Here's the path the mail takes: it is picked up by carriers from the mail boxes. Then dump trucks bring it to the P&DCs (Processing and Distribution Centers). There are about a 1000 PDCs in the country, I think. There, mail is dumped into a massive conveyor belt, where the first machine (AFCS, or Automated Facer Canceller System) makes sure that the mail is facing the right way, and is upright. Various heuristics are used for this. Here the mail is stacked nicely into flat boxes, vertically.

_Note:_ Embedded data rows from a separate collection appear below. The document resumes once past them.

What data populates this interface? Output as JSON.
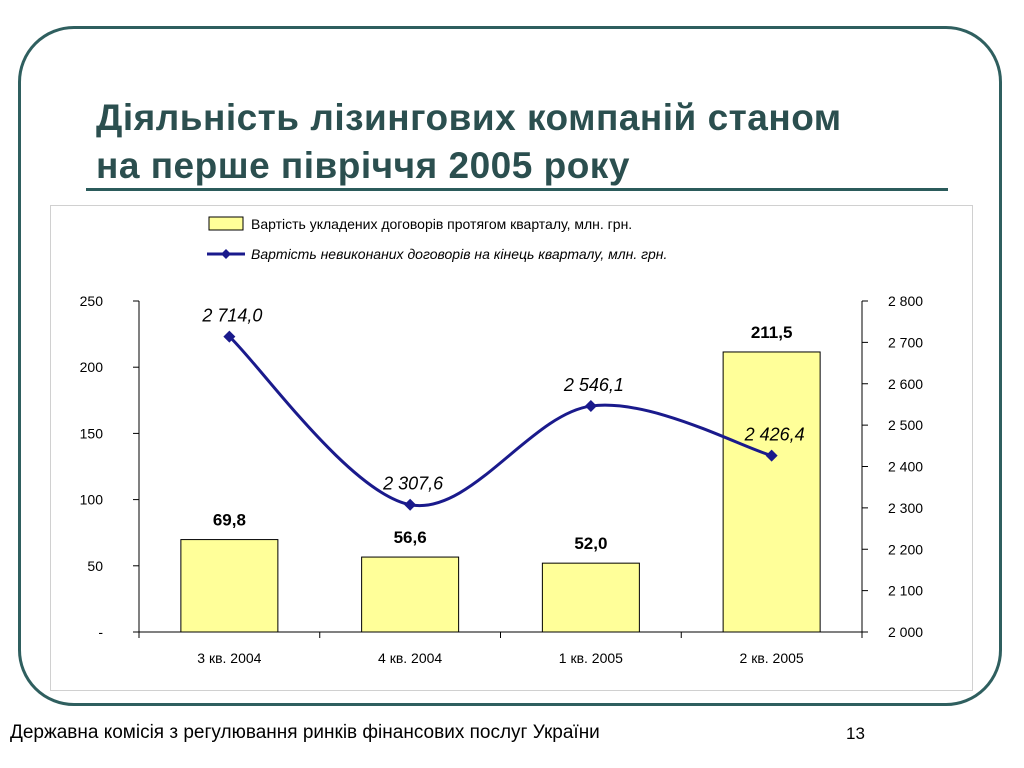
{
  "slide": {
    "title_line1": "Діяльність лізингових компаній станом",
    "title_line2": "на перше півріччя 2005 року",
    "footer": "Державна комісія з регулювання ринків фінансових послуг України",
    "page_number": "13"
  },
  "colors": {
    "bar_fill": "#ffff99",
    "line": "#1a1a8c",
    "frame": "#2f5f5f",
    "title": "#2b4f4f"
  },
  "chart_data": {
    "type": "bar",
    "title": "",
    "xlabel": "",
    "ylabel": "",
    "categories": [
      "3 кв. 2004",
      "4 кв. 2004",
      "1 кв. 2005",
      "2 кв. 2005"
    ],
    "series": [
      {
        "name": "Вартість укладених договорів протягом кварталу, млн. грн.",
        "type": "bar",
        "axis": "left",
        "values": [
          69.8,
          56.6,
          52.0,
          211.5
        ],
        "labels": [
          "69,8",
          "56,6",
          "52,0",
          "211,5"
        ]
      },
      {
        "name": "Вартість невиконаних договорів на кінець кварталу, млн. грн.",
        "type": "line",
        "axis": "right",
        "marker": "diamond",
        "values": [
          2714.0,
          2307.6,
          2546.1,
          2426.4
        ],
        "labels": [
          "2 714,0",
          "2 307,6",
          "2 546,1",
          "2 426,4"
        ]
      }
    ],
    "y_left": {
      "range": [
        0,
        250
      ],
      "ticks": [
        0,
        50,
        100,
        150,
        200,
        250
      ],
      "tick_labels": [
        "-",
        "50",
        "100",
        "150",
        "200",
        "250"
      ]
    },
    "y_right": {
      "range": [
        2000,
        2800
      ],
      "ticks": [
        2000,
        2100,
        2200,
        2300,
        2400,
        2500,
        2600,
        2700,
        2800
      ],
      "tick_labels": [
        "2 000",
        "2 100",
        "2 200",
        "2 300",
        "2 400",
        "2 500",
        "2 600",
        "2 700",
        "2 800"
      ]
    },
    "grid": false,
    "legend_position": "top"
  }
}
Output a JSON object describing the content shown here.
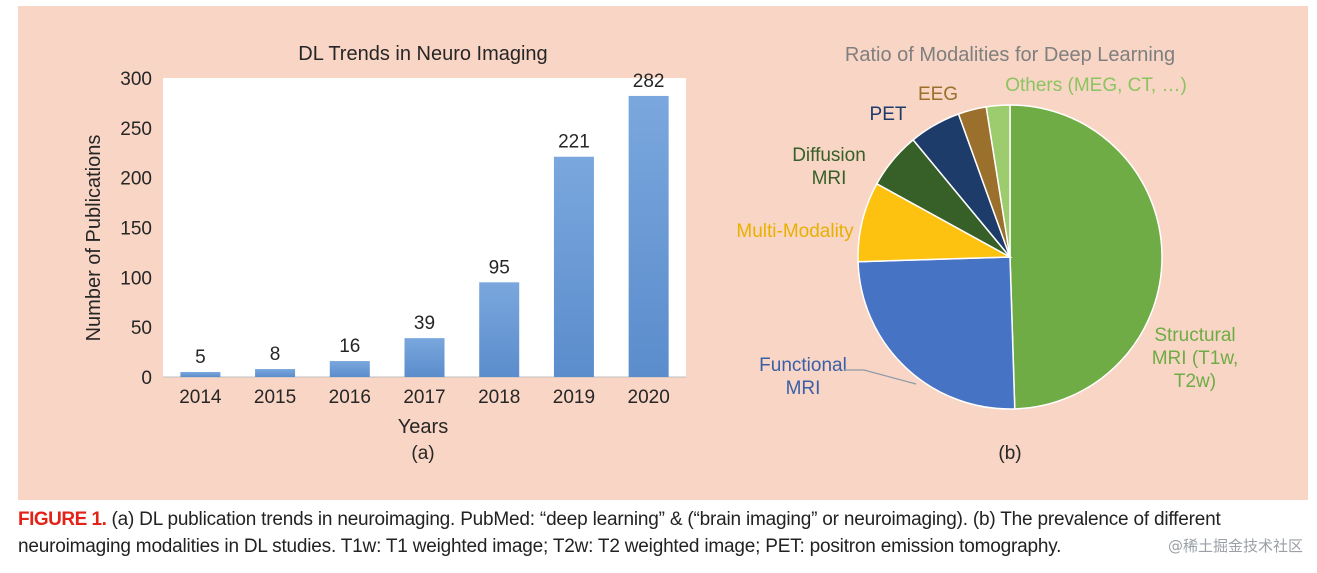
{
  "chart_data": [
    {
      "type": "bar",
      "title": "DL Trends in Neuro Imaging",
      "xlabel": "Years",
      "ylabel": "Number of Publications",
      "categories": [
        "2014",
        "2015",
        "2016",
        "2017",
        "2018",
        "2019",
        "2020"
      ],
      "values": [
        5,
        8,
        16,
        39,
        95,
        221,
        282
      ],
      "ylim": [
        0,
        300
      ],
      "yticks": [
        0,
        50,
        100,
        150,
        200,
        250,
        300
      ],
      "grid": false,
      "panel_label": "(a)",
      "bar_color": "#6f9fd8"
    },
    {
      "type": "pie",
      "title": "Ratio of Modalities for Deep Learning",
      "panel_label": "(b)",
      "slices": [
        {
          "label": "Structural MRI (T1w, T2w)",
          "lines": [
            "Structural",
            "MRI (T1w,",
            "T2w)"
          ],
          "value": 49.5,
          "color": "#6fac46",
          "label_color": "#6fac46"
        },
        {
          "label": "Functional MRI",
          "lines": [
            "Functional",
            "MRI"
          ],
          "value": 25.0,
          "color": "#4673c4",
          "label_color": "#3a5fa8"
        },
        {
          "label": "Multi-Modality",
          "lines": [
            "Multi-Modality"
          ],
          "value": 8.5,
          "color": "#fdc110",
          "label_color": "#e8b100"
        },
        {
          "label": "Diffusion MRI",
          "lines": [
            "Diffusion",
            "MRI"
          ],
          "value": 6.0,
          "color": "#376028",
          "label_color": "#376028"
        },
        {
          "label": "PET",
          "lines": [
            "PET"
          ],
          "value": 5.5,
          "color": "#1e3c6a",
          "label_color": "#1e3c6a"
        },
        {
          "label": "EEG",
          "lines": [
            "EEG"
          ],
          "value": 3.0,
          "color": "#9b6f2c",
          "label_color": "#9b6f2c"
        },
        {
          "label": "Others (MEG, CT, …)",
          "lines": [
            "Others (MEG, CT, …)"
          ],
          "value": 2.5,
          "color": "#9ccc6e",
          "label_color": "#8cc460"
        }
      ]
    }
  ],
  "caption": {
    "label": "FIGURE 1.",
    "text": " (a) DL publication trends in neuroimaging. PubMed: “deep learning” & (“brain imaging” or neuroimaging). (b) The prevalence of different neuroimaging modalities in DL studies. T1w: T1 weighted image; T2w: T2 weighted image; PET: positron emission tomography."
  },
  "watermark": "@稀土掘金技术社区"
}
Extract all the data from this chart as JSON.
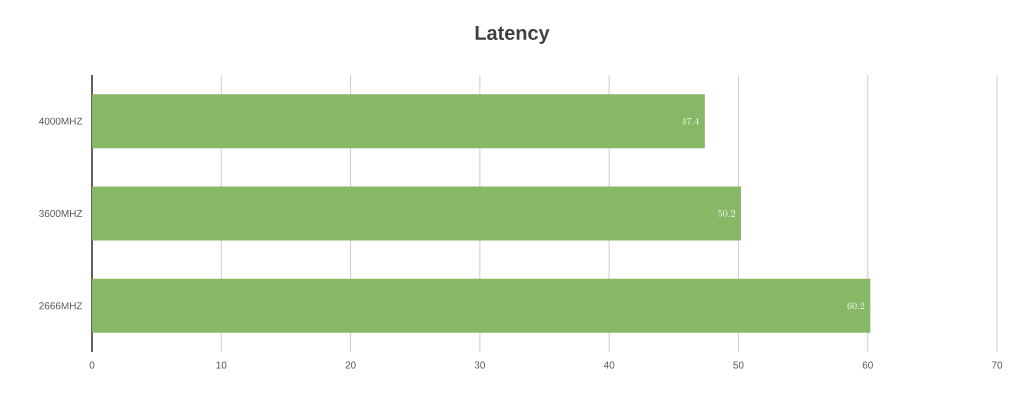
{
  "chart_data": {
    "type": "bar",
    "title": "Latency",
    "orientation": "horizontal",
    "categories": [
      "4000MHZ",
      "3600MHZ",
      "2666MHZ"
    ],
    "values": [
      47.4,
      50.2,
      60.2
    ],
    "color": "#87b865",
    "xlim": [
      0,
      70
    ],
    "xticks": [
      0,
      10,
      20,
      30,
      40,
      50,
      60,
      70
    ],
    "grid": "x",
    "data_labels": true
  }
}
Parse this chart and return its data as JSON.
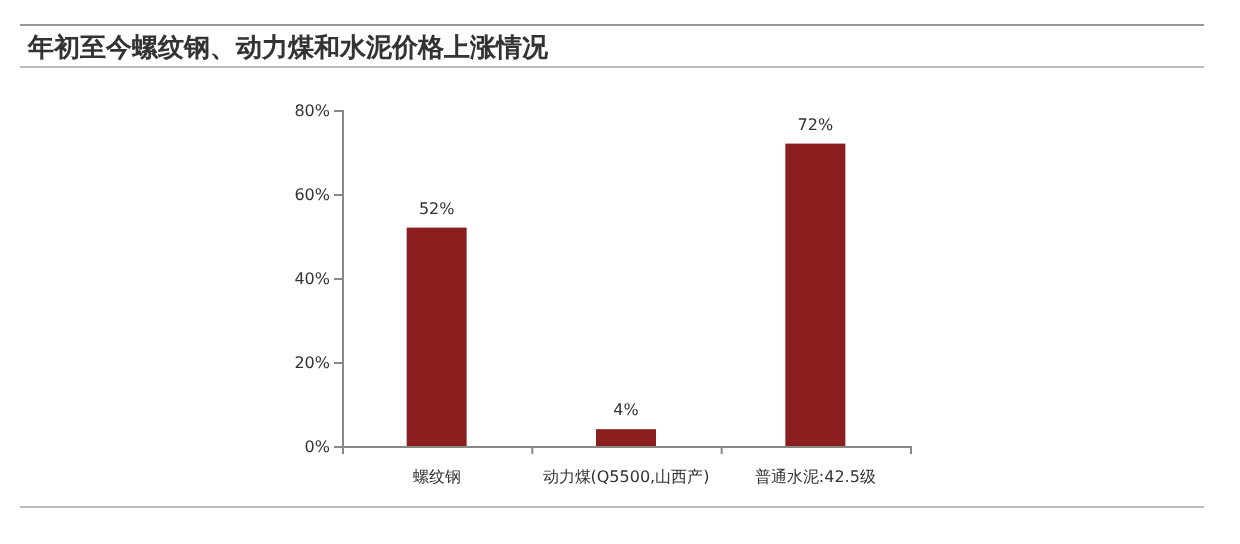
{
  "chart_data": {
    "type": "bar",
    "title": "年初至今螺纹钢、动力煤和水泥价格上涨情况",
    "categories": [
      "螺纹钢",
      "动力煤(Q5500,山西产)",
      "普通水泥:42.5级"
    ],
    "values": [
      52,
      4,
      72
    ],
    "value_labels": [
      "52%",
      "4%",
      "72%"
    ],
    "color": "#8b1f1f",
    "ylim": [
      0,
      80
    ],
    "yticks": [
      {
        "value": 0,
        "label": "0%"
      },
      {
        "value": 20,
        "label": "20%"
      },
      {
        "value": 40,
        "label": "40%"
      },
      {
        "value": 60,
        "label": "60%"
      },
      {
        "value": 80,
        "label": "80%"
      }
    ],
    "grid": false
  }
}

Postal workers then feed these boxes to the MLOCR (Multi-Line OCR) machines. These machines scan pieces at the rate of 13/second. After being scanned, the letter goes on a long loop before coming back to the beginning: this loop, about 3 seconds (not sure about this) is the latency: the reading machine has this much time to decode the address. Also at this time: a fluorescent barcode is sprayed at the back of the piece, giving it a unique ID. If the OCR machine can read the address, it is sent to a bin indexed by the first 2 digits (or so) of the ZIP code (assuming it's not local).
If the OCR can't read the mail, it is sent to a separate pile. Then a program called RCR (Remote Computer Reader) kicks in: a person sitting in some remote area gets the image, enters enough information to decode the address, and the results are collected (tagged by the ID of the fluorescent barcode). After a few hours, this separate pile is run through the sorting machine again: this time, the fluorescent barcode ID is used to match the results from the human, and a real barcode is sprayed on the front and the piece is sorted as before.
Now, there are variations in the above, but this is the gist of it.
Fun facts: the USPS aims to handle a piece at most 7 times. And when a piece gets jammed in the machine and is torn, it gets put in a "body bag" with an apologetic note.